The NHS contract is particularly significant for Palantir, as its expansion relies heavily on public-sector contracts that are difficult to replace. Trust in the company's handling of sensitive data is now as critical as software quality. Palantir's core product allows clients to unify massive datasets and apply AI to them; in healthcare, this includes patient records, waitlists, scheduling, and a wide range of operational data that patients depend on but rarely interact with directly.
Privacy and Political Backlash
Several members of Parliament (MPs) and activists have warned that the decision could exacerbate public unease about Palantir's presence in UK public services. Labour MP Rachael Maskell described it as a “dangerous development,” while Liberal Democrat MP Martin Wrigley argued that the project seems to place data privacy below other priorities.
According to NHS England, Palantir acts as a “processor” under data law, handling information strictly on instructions from an NHS user, while a designated “controller” determines the reasons and methods for data use. NHS officials emphasize that access depends on user role and task, and that the data remains within the UK. Under its contract, Palantir is explicitly barred from commercialising NHS data or using it to train AI systems.
Contract Details and Operational Structure
Palantir leads the consortium that secured the contract in November 2023, valued at £330 million over seven years and potentially covering 240 NHS organisations. According to NHS England's contract explainer, only the first three years are locked in, with a review of the initial term scheduled for March 2027.
Palantir pitches the NHS platform as a solution for linking up siloed health-service data, promising faster access to vital information for clinicians, analysts, and operations teams. In a blog post last month, the company described the system's federated approach: each NHS organisation operates its own segment, retaining full control over local data.
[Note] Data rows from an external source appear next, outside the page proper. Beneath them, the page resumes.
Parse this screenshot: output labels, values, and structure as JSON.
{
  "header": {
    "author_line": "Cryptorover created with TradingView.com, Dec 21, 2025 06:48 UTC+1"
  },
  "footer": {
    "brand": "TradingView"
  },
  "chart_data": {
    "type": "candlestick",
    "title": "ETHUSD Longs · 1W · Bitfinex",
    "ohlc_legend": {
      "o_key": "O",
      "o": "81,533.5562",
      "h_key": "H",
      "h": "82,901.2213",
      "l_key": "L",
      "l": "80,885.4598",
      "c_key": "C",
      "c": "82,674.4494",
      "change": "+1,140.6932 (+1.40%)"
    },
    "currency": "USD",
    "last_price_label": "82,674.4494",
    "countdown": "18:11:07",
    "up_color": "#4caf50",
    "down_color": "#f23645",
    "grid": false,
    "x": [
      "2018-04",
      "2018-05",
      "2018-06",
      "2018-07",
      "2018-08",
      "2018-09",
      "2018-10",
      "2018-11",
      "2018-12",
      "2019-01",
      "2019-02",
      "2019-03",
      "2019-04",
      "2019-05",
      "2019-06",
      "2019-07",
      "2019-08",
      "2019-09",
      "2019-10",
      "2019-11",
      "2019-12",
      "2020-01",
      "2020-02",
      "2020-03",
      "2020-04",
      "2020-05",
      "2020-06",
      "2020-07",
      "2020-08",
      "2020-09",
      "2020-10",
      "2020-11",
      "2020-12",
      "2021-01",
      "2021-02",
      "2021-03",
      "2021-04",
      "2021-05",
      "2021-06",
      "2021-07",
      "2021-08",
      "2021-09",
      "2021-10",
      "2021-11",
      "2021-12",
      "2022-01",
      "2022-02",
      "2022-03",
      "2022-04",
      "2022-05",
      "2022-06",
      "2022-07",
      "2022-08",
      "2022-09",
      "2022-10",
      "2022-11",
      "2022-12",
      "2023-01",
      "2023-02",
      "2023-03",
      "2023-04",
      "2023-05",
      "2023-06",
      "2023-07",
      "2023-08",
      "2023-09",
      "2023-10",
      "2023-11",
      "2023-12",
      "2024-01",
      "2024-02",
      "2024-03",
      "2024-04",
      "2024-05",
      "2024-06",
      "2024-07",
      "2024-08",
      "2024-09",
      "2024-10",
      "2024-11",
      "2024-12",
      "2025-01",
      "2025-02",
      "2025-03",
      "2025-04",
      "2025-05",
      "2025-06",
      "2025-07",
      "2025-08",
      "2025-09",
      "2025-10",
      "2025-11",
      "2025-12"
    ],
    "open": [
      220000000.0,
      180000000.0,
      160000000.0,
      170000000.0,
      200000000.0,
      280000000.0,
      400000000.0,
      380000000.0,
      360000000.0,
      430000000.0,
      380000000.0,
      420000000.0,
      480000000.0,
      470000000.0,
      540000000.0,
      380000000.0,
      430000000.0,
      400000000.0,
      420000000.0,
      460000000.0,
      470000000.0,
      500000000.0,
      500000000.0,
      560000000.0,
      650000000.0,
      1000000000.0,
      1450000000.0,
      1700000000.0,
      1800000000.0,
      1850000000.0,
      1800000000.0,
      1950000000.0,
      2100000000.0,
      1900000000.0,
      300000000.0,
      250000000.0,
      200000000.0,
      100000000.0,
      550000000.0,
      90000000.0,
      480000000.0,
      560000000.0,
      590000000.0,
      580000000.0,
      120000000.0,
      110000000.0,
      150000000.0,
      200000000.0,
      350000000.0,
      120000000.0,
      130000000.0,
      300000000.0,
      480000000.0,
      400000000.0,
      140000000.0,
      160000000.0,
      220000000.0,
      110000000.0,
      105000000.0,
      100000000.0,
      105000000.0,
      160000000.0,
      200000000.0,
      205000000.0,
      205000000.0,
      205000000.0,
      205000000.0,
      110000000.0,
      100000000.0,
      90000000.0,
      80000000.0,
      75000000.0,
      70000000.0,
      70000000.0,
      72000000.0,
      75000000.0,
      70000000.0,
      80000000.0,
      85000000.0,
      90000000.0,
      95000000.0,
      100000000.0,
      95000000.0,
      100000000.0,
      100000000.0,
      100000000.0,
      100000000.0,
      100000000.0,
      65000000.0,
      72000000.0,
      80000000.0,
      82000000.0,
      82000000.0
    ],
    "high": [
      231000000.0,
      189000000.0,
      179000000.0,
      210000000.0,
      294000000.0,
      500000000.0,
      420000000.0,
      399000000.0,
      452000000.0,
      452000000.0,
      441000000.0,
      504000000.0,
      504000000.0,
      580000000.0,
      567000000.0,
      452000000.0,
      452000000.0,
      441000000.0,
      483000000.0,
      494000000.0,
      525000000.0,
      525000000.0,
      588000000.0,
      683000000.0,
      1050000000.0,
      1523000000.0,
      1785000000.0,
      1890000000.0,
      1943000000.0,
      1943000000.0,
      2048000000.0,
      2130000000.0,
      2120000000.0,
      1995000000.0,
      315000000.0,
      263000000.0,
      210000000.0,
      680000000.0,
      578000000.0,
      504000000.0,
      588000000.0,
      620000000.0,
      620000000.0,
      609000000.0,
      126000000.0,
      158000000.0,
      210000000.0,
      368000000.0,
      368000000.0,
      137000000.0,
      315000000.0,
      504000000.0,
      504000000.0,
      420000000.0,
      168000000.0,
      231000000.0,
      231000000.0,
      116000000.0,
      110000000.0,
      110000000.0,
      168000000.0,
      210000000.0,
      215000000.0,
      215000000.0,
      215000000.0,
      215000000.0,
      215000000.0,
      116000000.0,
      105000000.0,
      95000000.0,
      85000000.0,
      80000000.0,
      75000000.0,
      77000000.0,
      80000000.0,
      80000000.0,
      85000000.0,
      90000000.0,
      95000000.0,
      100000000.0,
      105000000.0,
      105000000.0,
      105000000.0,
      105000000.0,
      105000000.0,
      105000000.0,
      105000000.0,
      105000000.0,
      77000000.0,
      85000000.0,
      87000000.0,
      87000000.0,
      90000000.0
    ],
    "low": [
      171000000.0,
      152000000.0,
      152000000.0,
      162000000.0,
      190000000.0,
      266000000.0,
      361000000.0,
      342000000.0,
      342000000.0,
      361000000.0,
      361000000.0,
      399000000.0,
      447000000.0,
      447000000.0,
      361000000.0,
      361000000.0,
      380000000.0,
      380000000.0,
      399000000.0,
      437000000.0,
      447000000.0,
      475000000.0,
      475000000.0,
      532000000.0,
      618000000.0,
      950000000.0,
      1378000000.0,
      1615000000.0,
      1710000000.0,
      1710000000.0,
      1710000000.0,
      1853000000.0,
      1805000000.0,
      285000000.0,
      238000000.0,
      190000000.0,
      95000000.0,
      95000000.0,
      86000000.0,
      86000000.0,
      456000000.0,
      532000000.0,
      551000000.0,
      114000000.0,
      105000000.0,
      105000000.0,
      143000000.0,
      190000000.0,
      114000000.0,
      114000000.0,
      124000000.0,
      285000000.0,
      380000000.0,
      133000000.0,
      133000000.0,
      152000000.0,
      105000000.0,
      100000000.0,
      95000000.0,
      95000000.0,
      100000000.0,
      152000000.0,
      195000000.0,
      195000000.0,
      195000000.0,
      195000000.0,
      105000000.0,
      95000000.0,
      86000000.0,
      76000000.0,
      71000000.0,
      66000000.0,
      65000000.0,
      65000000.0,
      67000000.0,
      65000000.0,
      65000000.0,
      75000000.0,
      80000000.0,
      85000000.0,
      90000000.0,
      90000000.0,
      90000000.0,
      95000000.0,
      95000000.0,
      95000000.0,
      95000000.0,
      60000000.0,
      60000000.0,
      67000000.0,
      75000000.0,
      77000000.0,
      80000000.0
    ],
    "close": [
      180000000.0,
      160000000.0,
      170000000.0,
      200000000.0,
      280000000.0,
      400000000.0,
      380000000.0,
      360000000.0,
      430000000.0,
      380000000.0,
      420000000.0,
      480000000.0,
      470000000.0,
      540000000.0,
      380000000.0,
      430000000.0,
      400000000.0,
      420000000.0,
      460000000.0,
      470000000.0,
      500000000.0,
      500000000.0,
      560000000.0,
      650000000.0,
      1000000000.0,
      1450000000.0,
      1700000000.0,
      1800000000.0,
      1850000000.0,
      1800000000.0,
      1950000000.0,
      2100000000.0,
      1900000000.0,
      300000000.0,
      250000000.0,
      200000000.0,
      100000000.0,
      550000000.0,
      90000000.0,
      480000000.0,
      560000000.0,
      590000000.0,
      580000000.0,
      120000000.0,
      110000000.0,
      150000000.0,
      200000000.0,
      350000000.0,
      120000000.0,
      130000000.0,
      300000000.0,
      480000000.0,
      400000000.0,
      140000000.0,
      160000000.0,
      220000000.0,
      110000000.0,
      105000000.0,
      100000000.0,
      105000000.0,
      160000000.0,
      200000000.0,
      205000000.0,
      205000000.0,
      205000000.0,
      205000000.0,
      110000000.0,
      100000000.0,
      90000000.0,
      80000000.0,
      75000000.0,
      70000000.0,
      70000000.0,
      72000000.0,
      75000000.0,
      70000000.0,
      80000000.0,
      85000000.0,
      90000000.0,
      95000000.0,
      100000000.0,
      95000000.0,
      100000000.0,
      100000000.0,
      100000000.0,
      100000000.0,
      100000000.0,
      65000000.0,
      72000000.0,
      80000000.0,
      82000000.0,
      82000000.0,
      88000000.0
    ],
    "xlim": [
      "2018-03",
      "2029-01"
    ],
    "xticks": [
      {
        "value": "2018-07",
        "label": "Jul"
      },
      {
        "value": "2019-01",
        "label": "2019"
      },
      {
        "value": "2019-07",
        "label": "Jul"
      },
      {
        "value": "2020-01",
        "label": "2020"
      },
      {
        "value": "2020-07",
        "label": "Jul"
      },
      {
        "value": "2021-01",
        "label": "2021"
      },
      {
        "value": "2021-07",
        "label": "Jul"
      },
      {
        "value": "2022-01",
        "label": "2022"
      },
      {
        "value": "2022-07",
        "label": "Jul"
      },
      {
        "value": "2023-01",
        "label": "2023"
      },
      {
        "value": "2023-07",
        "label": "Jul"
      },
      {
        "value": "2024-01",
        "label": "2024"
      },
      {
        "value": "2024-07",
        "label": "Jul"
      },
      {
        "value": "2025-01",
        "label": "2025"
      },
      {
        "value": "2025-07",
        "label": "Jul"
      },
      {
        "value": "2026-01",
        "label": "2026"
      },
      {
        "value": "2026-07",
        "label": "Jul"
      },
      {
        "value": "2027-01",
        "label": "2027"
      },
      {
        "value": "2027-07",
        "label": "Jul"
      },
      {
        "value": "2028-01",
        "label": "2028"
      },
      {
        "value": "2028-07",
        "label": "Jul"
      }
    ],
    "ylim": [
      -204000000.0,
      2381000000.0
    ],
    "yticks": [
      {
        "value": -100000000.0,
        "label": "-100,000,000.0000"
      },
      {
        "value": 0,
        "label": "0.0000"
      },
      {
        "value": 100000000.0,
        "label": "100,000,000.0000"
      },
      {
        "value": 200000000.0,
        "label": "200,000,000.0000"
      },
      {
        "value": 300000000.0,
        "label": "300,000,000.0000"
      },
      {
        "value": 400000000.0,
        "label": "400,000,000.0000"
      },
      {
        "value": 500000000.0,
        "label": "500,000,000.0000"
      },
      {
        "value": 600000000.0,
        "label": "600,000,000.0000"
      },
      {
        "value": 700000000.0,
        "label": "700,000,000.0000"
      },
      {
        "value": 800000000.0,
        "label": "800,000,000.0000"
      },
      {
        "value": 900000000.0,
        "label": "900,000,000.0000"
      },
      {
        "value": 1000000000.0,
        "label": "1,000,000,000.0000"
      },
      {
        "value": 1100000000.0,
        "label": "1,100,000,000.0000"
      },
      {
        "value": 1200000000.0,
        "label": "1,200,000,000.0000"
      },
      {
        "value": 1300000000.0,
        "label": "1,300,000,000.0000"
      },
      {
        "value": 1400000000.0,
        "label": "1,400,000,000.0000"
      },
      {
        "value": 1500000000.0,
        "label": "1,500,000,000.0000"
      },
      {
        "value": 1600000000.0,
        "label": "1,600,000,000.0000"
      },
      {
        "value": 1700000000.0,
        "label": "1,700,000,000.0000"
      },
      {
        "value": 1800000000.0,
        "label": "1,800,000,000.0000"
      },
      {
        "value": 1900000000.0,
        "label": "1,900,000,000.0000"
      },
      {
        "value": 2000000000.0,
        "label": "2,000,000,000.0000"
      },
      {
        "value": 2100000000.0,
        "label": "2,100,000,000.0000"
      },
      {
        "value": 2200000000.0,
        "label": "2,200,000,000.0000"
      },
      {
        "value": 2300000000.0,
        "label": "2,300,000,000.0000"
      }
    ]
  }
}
Competitive Landscape and Valuation Concerns
Palantir's U.S. operations continue to drive results. First-quarter U.S. commercial revenue surged 133% to $595 million, and U.S. government revenue climbed 84% to $687 million. CEO Alex Karp described the U.S. business as “erupting” in his shareholder letter.
However, the company faces increasing competition. OpenAI announced Monday that it is launching a deployment company, investing over $4 billion to embed engineers directly within organizations to accelerate enterprise AI rollouts—a model that closely mirrors Palantir's signature hands-on approach.
Palantir's enviable run in the public sector and its lofty share price are now under pressure from two fronts: mounting privacy questions tied to its government work, and fresh doubts about its valuation on Wall Street. Jefferies analyst Brent Thill, in comments reported by TipRanks, argued that while Palantir's business remains solid, the stock demands what he called a “heroic durability assumption,” with risk versus reward still “unfavorable.”
The NHS dispute is ultimately about control, not contract loss. Palantir insists it will not use patient data outside the scope of customer instructions. Critics, however, argue that before any sensitive health records are processed in systems involving private AI contractors, the public deserves stricter boundaries.